Davidson doesn't even want to have "former Vendetta Red" on fliers. "It's a totally new band," he says. "I can't stunt its growth."
One thing he likes about Sirens Sister is that his bandmates don't hesitate to give him a reality check. "These guys'll tell me, 'Yo, you went for the bronze on that one.' " Meaning, he didn't go for the gold.
The excitable Davidson says he welcomes the criticism, because he has set a high bar for himself: "I want to be the best singer in the world — I want to wail, shatter glass!"
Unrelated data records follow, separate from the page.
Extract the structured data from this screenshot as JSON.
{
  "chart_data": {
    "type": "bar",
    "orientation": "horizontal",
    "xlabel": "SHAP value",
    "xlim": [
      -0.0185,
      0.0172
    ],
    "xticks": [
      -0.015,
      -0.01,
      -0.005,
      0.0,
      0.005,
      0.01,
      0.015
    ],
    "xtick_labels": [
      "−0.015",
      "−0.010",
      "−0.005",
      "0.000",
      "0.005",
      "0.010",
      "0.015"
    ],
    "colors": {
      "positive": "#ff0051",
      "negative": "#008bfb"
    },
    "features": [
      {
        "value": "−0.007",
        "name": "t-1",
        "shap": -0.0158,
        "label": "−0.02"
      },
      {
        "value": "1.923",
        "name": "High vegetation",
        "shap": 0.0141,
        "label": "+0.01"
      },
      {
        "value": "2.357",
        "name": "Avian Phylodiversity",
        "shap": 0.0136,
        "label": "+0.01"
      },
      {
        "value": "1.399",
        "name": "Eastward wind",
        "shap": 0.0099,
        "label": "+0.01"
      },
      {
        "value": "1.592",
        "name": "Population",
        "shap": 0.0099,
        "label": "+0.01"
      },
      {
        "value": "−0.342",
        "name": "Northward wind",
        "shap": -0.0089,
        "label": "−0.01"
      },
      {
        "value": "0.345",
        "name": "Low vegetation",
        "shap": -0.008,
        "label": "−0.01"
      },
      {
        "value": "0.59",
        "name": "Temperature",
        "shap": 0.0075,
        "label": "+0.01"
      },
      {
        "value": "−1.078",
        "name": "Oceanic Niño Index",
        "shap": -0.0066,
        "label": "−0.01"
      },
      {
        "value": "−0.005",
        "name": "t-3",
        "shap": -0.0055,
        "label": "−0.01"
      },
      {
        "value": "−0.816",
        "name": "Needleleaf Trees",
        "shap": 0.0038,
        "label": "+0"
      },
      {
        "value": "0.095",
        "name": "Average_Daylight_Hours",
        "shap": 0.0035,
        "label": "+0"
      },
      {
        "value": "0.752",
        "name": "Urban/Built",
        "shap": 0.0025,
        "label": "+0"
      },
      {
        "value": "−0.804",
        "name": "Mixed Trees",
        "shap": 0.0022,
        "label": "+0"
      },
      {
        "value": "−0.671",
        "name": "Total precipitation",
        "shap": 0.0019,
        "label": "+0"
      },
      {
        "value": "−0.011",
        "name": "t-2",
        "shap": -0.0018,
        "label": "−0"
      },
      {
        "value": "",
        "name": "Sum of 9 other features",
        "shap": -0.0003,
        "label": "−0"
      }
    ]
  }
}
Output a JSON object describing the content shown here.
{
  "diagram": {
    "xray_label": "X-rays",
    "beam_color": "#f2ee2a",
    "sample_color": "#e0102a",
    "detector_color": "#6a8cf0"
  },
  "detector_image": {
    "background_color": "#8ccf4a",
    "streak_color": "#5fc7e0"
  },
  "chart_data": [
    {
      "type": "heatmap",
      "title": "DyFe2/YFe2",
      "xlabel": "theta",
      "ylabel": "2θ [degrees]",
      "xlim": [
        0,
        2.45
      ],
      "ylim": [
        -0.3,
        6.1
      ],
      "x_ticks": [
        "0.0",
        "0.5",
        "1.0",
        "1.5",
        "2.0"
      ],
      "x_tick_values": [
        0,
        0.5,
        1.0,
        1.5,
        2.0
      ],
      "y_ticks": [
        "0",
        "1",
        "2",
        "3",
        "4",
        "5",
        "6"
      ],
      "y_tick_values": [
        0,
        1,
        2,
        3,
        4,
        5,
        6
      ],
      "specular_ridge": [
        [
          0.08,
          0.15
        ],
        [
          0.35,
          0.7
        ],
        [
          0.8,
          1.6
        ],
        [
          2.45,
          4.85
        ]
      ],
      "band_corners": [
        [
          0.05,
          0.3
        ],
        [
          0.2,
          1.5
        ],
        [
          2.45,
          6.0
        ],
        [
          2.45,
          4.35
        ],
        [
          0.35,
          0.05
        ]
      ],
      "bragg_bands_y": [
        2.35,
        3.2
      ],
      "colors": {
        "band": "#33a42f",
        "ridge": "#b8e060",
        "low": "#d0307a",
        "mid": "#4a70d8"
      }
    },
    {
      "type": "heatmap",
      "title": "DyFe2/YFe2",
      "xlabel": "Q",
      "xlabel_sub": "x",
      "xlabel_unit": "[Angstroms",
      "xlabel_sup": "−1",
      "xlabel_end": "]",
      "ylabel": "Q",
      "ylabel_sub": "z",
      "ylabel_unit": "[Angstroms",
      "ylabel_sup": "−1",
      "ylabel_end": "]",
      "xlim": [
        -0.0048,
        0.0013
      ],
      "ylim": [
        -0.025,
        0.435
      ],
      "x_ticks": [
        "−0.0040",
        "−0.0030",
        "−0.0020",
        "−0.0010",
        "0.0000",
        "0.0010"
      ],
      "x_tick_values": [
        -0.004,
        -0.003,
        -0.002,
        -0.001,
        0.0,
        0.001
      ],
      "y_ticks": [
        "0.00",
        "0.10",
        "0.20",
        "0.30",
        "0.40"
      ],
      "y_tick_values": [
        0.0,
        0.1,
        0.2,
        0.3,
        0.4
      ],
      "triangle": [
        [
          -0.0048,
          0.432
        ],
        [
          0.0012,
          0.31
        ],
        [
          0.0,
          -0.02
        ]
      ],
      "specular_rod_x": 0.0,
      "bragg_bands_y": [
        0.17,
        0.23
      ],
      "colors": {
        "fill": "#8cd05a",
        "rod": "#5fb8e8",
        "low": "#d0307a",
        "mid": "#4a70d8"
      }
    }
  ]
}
• Boston post-punk vets Mission of Burma — an early-'80s band that broke up for years, recently reunited — and Kristin Hersh's 50 Foot Wave visit the Crocodile at 10 tonight ($15).
• The electro-pop Decibel Festival continues at Chop Suey this weekend, with Claude Vonstroke and Jacob London at 10 tonight ($12), then Subtle and Seattle laptop-meets-improvisation Plan B at 10 p.m. Saturday ($15).
Decibel Fest DJ's will also be spinning at Barca, Neumos, Bad Juju Lounge, Broadway Performance Hall and the Baltic Room throughout the weekend. For complete schedule — including after-hours action at Neumos — and ticket info, visit www.dbfestival.com.
• Bay Area artists DJ Shadow and Lateef — freaky-creative beat maker and cracklin' rapper — jam out at 8 p.m. Wednesday at the Showbox ($30).